Fustigez-vous certaines décisions de José Riga ?
"J’ai parfois eu l’impression que les joueurs ne savaient pas trop bien où aller, comment se placer. Un peu comme quand Trebel a joué à droite ou Ono dans l’axe. Je ne suis pas le coach, seulement un supporter qui, parfois, se pose des questions."
Parfois, il faut poser des choix compliqués…
"C’est le job de l’entraîneur. Il a essayé certaines choses mais cela n’a pas trop bien fonctionné. Le patron, c’est lui, et les joueurs évoluent sur le terrain selon les ordres reçus."
Il ne doit donc pas les pointer du doigt…
"Non. À moins qu’ils n’aient pas respecté le plan de base. Un entraîneur ne doit pas le faire en public même si je trouve qu’il ne doit pas pour autant prendre la responsabilité de l’échec pour lui. C’est dans le vestiaire qu’il faut évoquer tout ça."
Le Standard a surtout des problèmes de concrétisation depuis quelques matches. Comment l’expliquez-vous ?
"Les Liégeois ne possèdent pas de vrai tueur . Igor De Camargo devrait l’être mais il joue dans un rôle plus reculé, en soutien d’Imoh Ezekiel. Si le Standard ne parvient pas à scorer via ses avants, il faut le faire en groupe mais j’ai le sentiment qu’ils ne sont pas bien mentalement."
On pensait pourtant que ce duo allait faire des dégâts…
"Pour moi, ils doivent toujours jouer car ils sont vraiment complémentaires. De Camargo comme target-man et Ezekiel dans la profondeur. Parfois, ils ne sont pas bien servis même si j’ai déjà vu de belles séquences de jeu vertical et long."
Pour recevoir de longs ballons de qualité, il faudrait qu’ils soient distillés par un gars comme Julien de Sart…
"Ou un Adrien Trebel que je trouve très bien dans l’axe quand il peut jouer un peu plus haut que devant la défense. Mais tu ne peux pas jouer avec trois médians si tu veux maintenir deux pointes.
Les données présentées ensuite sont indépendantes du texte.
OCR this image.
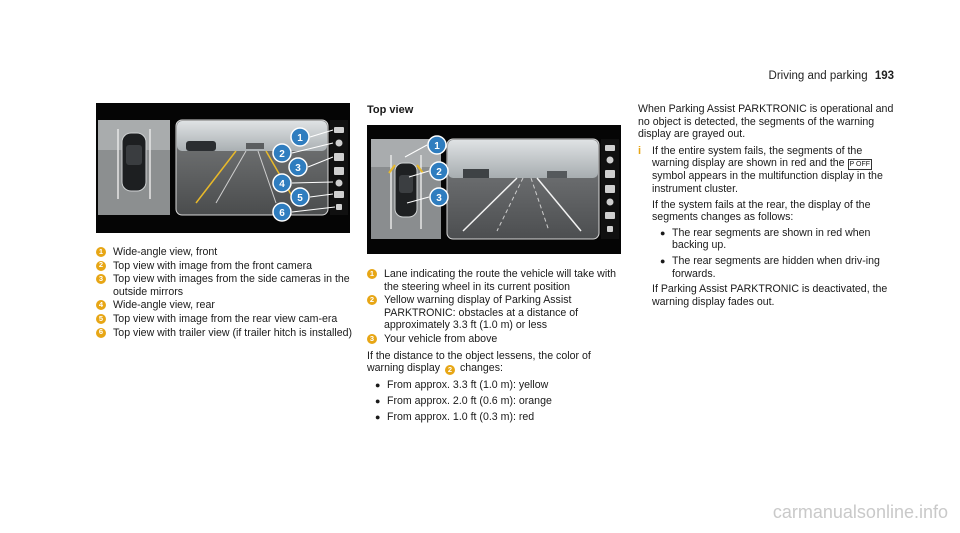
Driving and parking 193
1
2
3
4
5
6
1 Wide-angle view, front
2 Top view with image from the front camera
3 Top view with images from the side cameras in the outside mirrors
4 Wide-angle view, rear
5 Top view with image from the rear view cam-era
6 Top view with trailer view (if trailer hitch is installed)
Top view
1
2
3
1 Lane indicating the route the vehicle will take with the steering wheel in its current position
2 Yellow warning display of Parking Assist PARKTRONIC: obstacles at a distance of approximately 3.3 ft (1.0 m) or less
3 Your vehicle from above

If the distance to the object lessens, the color of warning display 2 changes:

● From approx. 3.3 ft (1.0 m): yellow
● From approx. 2.0 ft (0.6 m): orange
● From approx. 1.0 ft (0.3 m): red

When Parking Assist PARKTRONIC is operational and no object is detected, the segments of the warning display are grayed out.

i	If the entire system fails, the segments of the warning display are shown in red and the P OFF symbol appears in the multifunction display in the instrument cluster.

If the system fails at the rear, the display of the segments changes as follows:

● The rear segments are shown in red when backing up.
● The rear segments are hidden when driv-ing forwards.

If Parking Assist PARKTRONIC is deactivated, the warning display fades out.

carmanualsonline.info
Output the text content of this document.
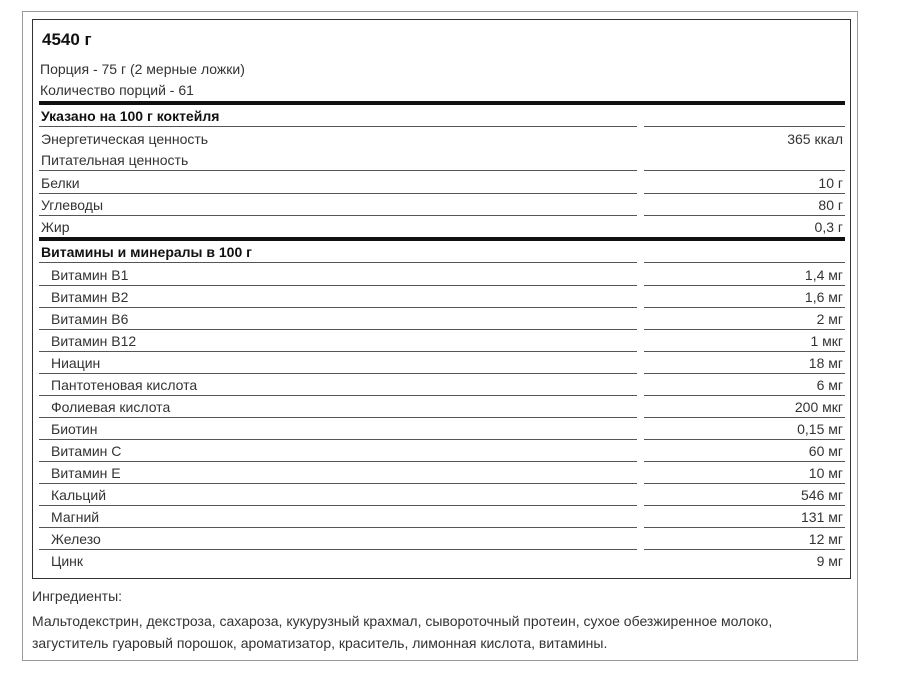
4540 г
Порция - 75 г (2 мерные ложки)
Количество порций - 61
Указано на 100 г коктейля
Энергетическая ценность	365 ккал
Питательная ценность
Белки	10 г
Углеводы	80 г
Жир	0,3 г
Витамины и минералы в 100 г
Витамин B1	1,4 мг
Витамин B2	1,6 мг
Витамин B6	2 мг
Витамин B12	1 мкг
Ниацин	18 мг
Пантотеновая кислота	6 мг
Фолиевая кислота	200 мкг
Биотин	0,15 мг
Витамин C	60 мг
Витамин E	10 мг
Кальций	546 мг
Магний	131 мг
Железо	12 мг
Цинк	9 мг
Ингредиенты:
Мальтодекстрин, декстроза, сахароза, кукурузный крахмал, сывороточный протеин, сухое обезжиренное молоко, загуститель гуаровый порошок, ароматизатор, краситель, лимонная кислота, витамины.
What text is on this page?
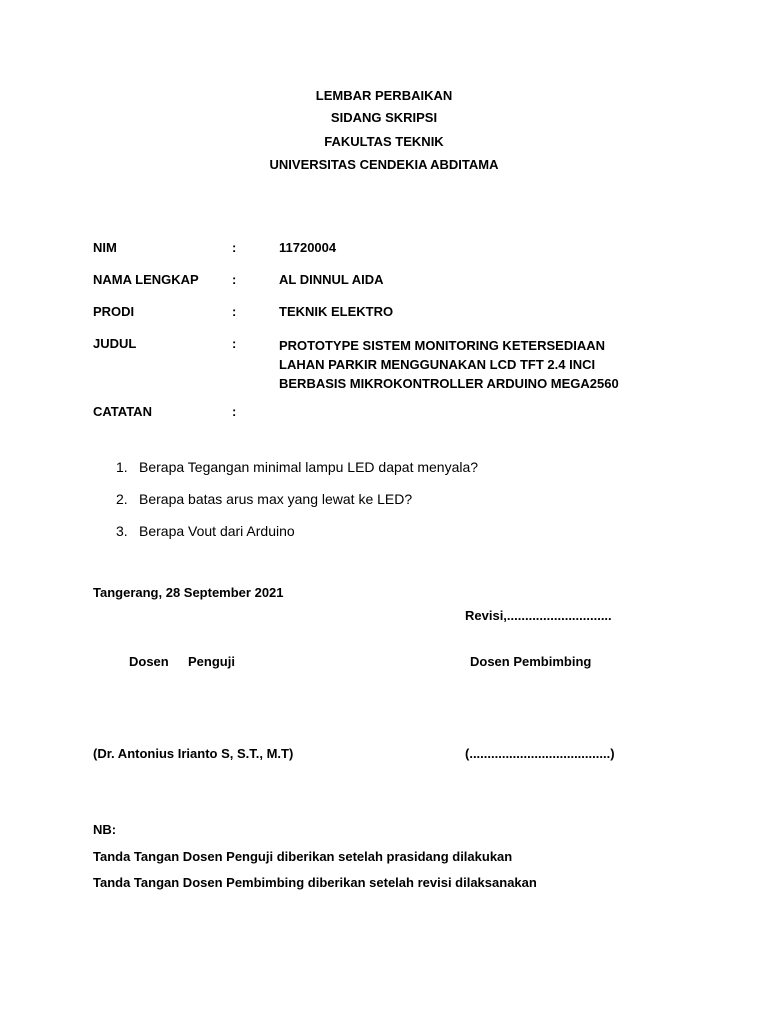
LEMBAR PERBAIKAN
SIDANG SKRIPSI
FAKULTAS TEKNIK
UNIVERSITAS CENDEKIA ABDITAMA
NIM	:	11720004
NAMA LENGKAP	:	AL DINNUL AIDA
PRODI	:	TEKNIK ELEKTRO
JUDUL	:	PROTOTYPE SISTEM MONITORING KETERSEDIAAN
LAHAN PARKIR MENGGUNAKAN LCD TFT 2.4 INCI
BERBASIS MIKROKONTROLLER ARDUINO MEGA2560
CATATAN	:
1. Berapa Tegangan minimal lampu LED dapat menyala?
2. Berapa batas arus max yang lewat ke LED?
3. Berapa Vout dari Arduino
Tangerang, 28 September 2021
Revisi,.............................
Dosen Penguji	Dosen Pembimbing
(Dr. Antonius Irianto S, S.T., M.T)	(.......................................)
NB:
Tanda Tangan Dosen Penguji diberikan setelah prasidang dilakukan
Tanda Tangan Dosen Pembimbing diberikan setelah revisi dilaksanakan
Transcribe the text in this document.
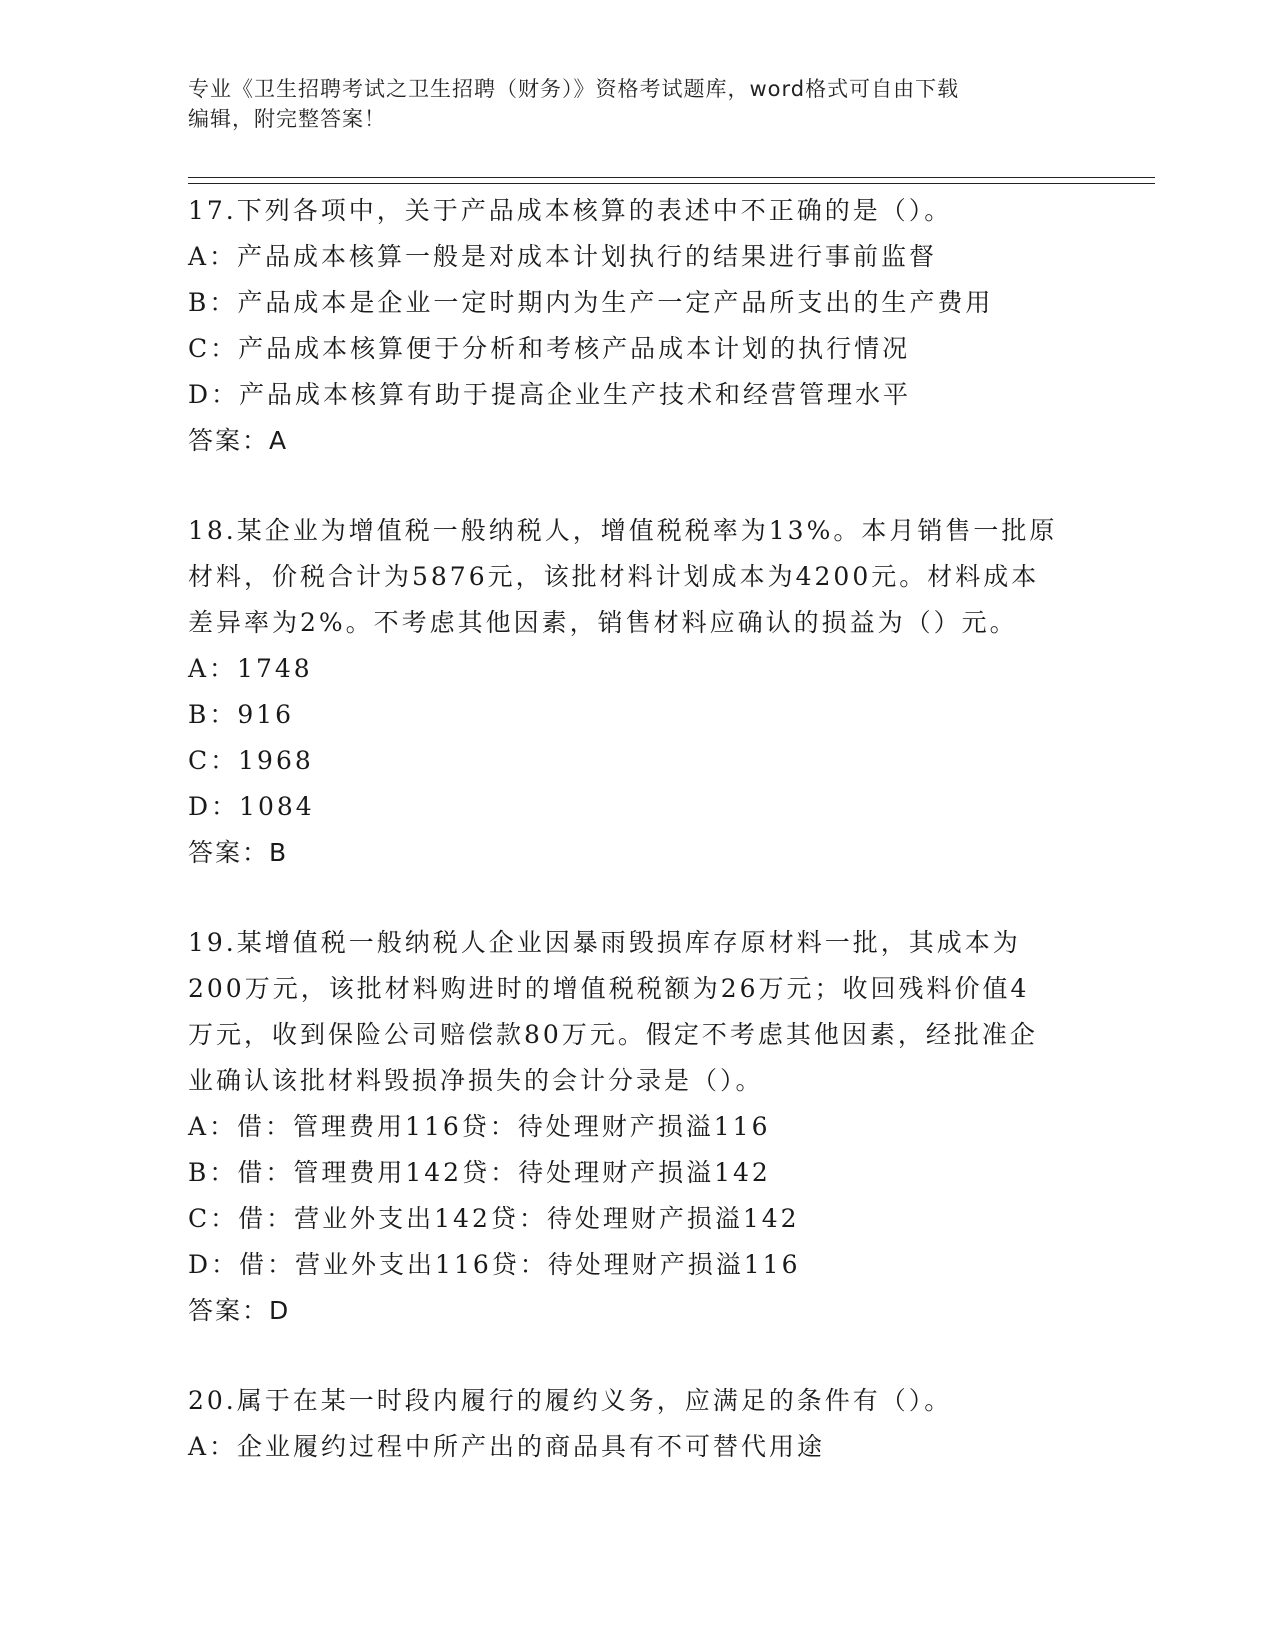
专业《卫生招聘考试之卫生招聘（财务）》资格考试题库，word格式可自由下载
编辑，附完整答案！
17.下列各项中，关于产品成本核算的表述中不正确的是（）。
A：产品成本核算一般是对成本计划执行的结果进行事前监督
B：产品成本是企业一定时期内为生产一定产品所支出的生产费用
C：产品成本核算便于分析和考核产品成本计划的执行情况
D：产品成本核算有助于提高企业生产技术和经营管理水平
答案：A
18.某企业为增值税一般纳税人，增值税税率为13%。本月销售一批原
材料，价税合计为5876元，该批材料计划成本为4200元。材料成本
差异率为2%。不考虑其他因素，销售材料应确认的损益为（）元。
A：1748
B：916
C：1968
D：1084
答案：B
19.某增值税一般纳税人企业因暴雨毁损库存原材料一批，其成本为
200万元，该批材料购进时的增值税税额为26万元；收回残料价值4
万元，收到保险公司赔偿款80万元。假定不考虑其他因素，经批准企
业确认该批材料毁损净损失的会计分录是（）。
A：借：管理费用116贷：待处理财产损溢116
B：借：管理费用142贷：待处理财产损溢142
C：借：营业外支出142贷：待处理财产损溢142
D：借：营业外支出116贷：待处理财产损溢116
答案：D
20.属于在某一时段内履行的履约义务，应满足的条件有（）。
A：企业履约过程中所产出的商品具有不可替代用途
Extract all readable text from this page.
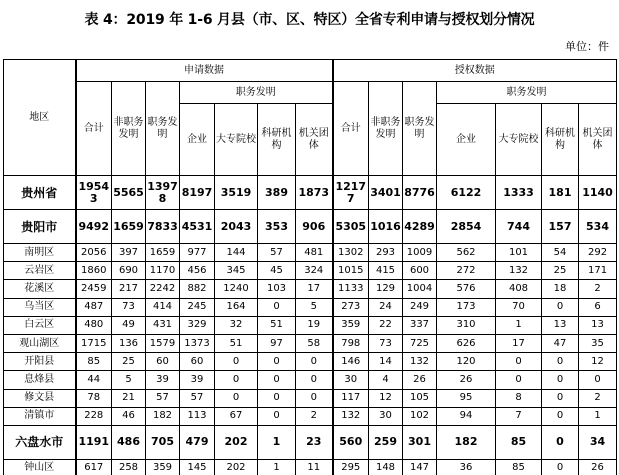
表 4：2019 年 1-6 月县（市、区、特区）全省专利申请与授权划分情况
单位：件
地区	申请数据							授权数据						
	合计	非职务发明	职务发明	职务发明				合计	非职务发明	职务发明	职务发明			

				企业	大专院校	科研机构	机关团体				企业	大专院校	科研机构	机关团体

贵州省	19543	5565	13978	8197	3519	389	1873	12177	3401	8776	6122	1333	181	1140

贵阳市	9492	1659	7833	4531	2043	353	906	5305	1016	4289	2854	744	157	534

南明区	2056	397	1659	977	144	57	481	1302	293	1009	562	101	54	292

云岩区	1860	690	1170	456	345	45	324	1015	415	600	272	132	25	171

花溪区	2459	217	2242	882	1240	103	17	1133	129	1004	576	408	18	2

乌当区	487	73	414	245	164	0	5	273	24	249	173	70	0	6

白云区	480	49	431	329	32	51	19	359	22	337	310	1	13	13

观山湖区	1715	136	1579	1373	51	97	58	798	73	725	626	17	47	35

开阳县	85	25	60	60	0	0	0	146	14	132	120	0	0	12

息烽县	44	5	39	39	0	0	0	30	4	26	26	0	0	0

修文县	78	21	57	57	0	0	0	117	12	105	95	8	0	2

清镇市	228	46	182	113	67	0	2	132	30	102	94	7	0	1

六盘水市	1191	486	705	479	202	1	23	560	259	301	182	85	0	34

钟山区	617	258	359	145	202	1	11	295	148	147	36	85	0	26
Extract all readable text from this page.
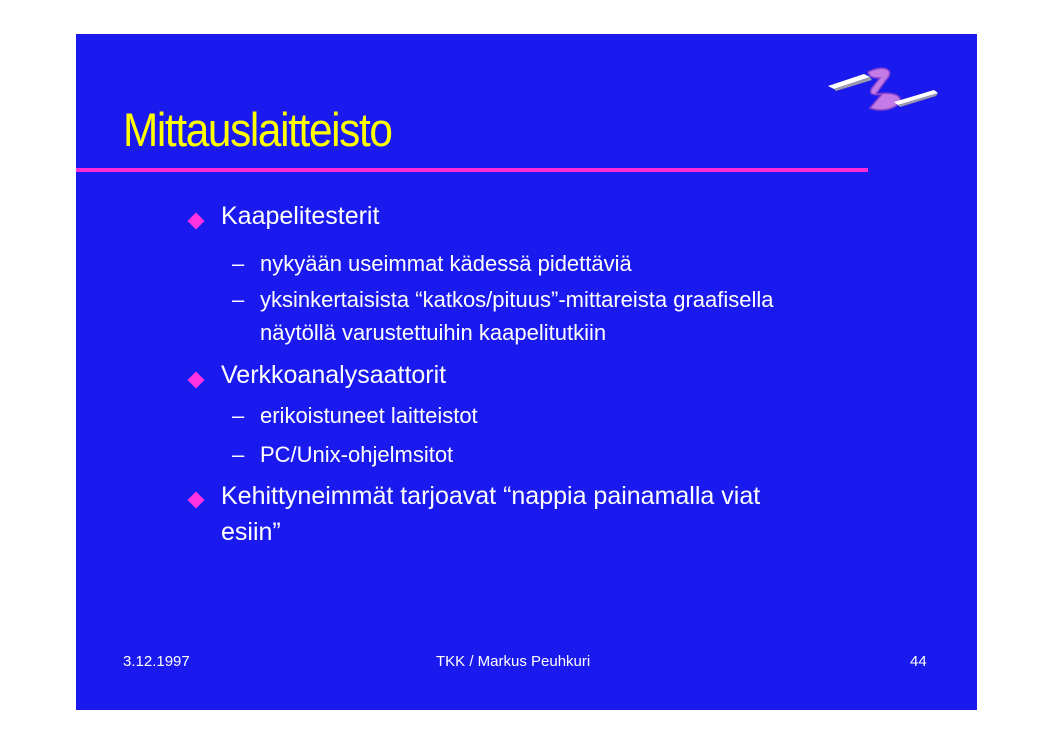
Mittauslaitteisto
Kaapelitesterit
– nykyään useimmat kädessä pidettäviä
– yksinkertaisista “katkos/pituus”-mittareista graafisella
näytöllä varustettuihin kaapelitutkiin
Verkkoanalysaattorit
– erikoistuneet laitteistot
– PC/Unix-ohjelmsitot
Kehittyneimmät tarjoavat “nappia painamalla viat
esiin”
3.12.1997	TKK / Markus Peuhkuri	44
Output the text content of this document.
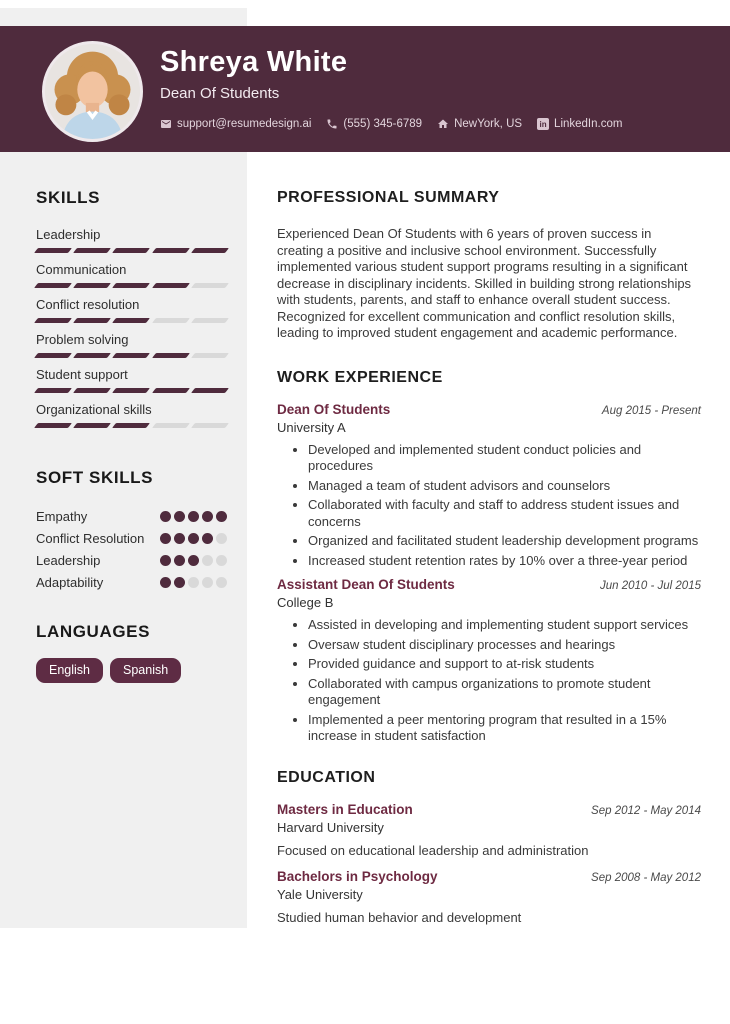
Shreya White
Dean Of Students
support@resumedesign.ai	(555) 345-6789	NewYork, US	in LinkedIn.com
SKILLS
Leadership
Communication
Conflict resolution
Problem solving
Student support
Organizational skills
SOFT SKILLS
Empathy
Conflict Resolution
Leadership
Adaptability
LANGUAGES
English	Spanish
PROFESSIONAL SUMMARY

Experienced Dean Of Students with 6 years of proven success in creating a positive and inclusive school environment. Successfully implemented various student support programs resulting in a significant decrease in disciplinary incidents. Skilled in building strong relationships with students, parents, and staff to enhance overall student success. Recognized for excellent communication and conflict resolution skills, leading to improved student engagement and academic performance.

WORK EXPERIENCE
Dean Of Students	Aug 2015 - Present
University A
• Developed and implemented student conduct policies and procedures
• Managed a team of student advisors and counselors
• Collaborated with faculty and staff to address student issues and concerns
• Organized and facilitated student leadership development programs
• Increased student retention rates by 10% over a three-year period
Assistant Dean Of Students	Jun 2010 - Jul 2015
College B
• Assisted in developing and implementing student support services
• Oversaw student disciplinary processes and hearings
• Provided guidance and support to at-risk students
• Collaborated with campus organizations to promote student engagement
• Implemented a peer mentoring program that resulted in a 15% increase in student satisfaction
EDUCATION
Masters in Education	Sep 2012 - May 2014
Harvard University
Focused on educational leadership and administration
Bachelors in Psychology	Sep 2008 - May 2012
Yale University
Studied human behavior and development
Le coach doit trancher ; ce n’est jamais simple."
"La mentalité n'est pas toujours bonne"
Si Wilfried Van Moer se pose pas mal de questions sur le fond de jeu du Standard, il n’a pas hésité à s’exprimer sur la mentalité de l’équipe actuelle. Figure de proue du Standard au début des années 70, le médian veut voir du caractère sur la pelouse.
Beaucoup ont évoqué un manque d’envie chez les Standardmen . Avez-vous eu le même sentiment ?
"La mentalité n’est pas toujours bonne. À Courtrai, j’ai trouvé les joueurs un peu nonchalants. J’avais l’impression qu’ils n’avaient pas joué à 100 %. Ils ont évolué comme s’ils se rebellaient un peu contre le système en place. Ce n’était pas le vrai Standard."
Justement, quelle est la véritable mentalité du Standard ?
"Il faut se battre. Regardez Jelle Van Damme ou Igor De Camargo : ce sont des joueurs qui donnent tout sur un terrain."
Pourtant, Jelle Van Damme n’est plus incontournable…
"José Riga semble préférer Darwin Andrade. Il est plus rapide et plus technique, il n’y a pas photo. Jelle Van Damme apporte, lui, quelque chose en plus sur le terrain. C’est un meneur d’hommes. Un vrai leader."
Mais il faut aussi savoir jouer au football pour gagner des matches !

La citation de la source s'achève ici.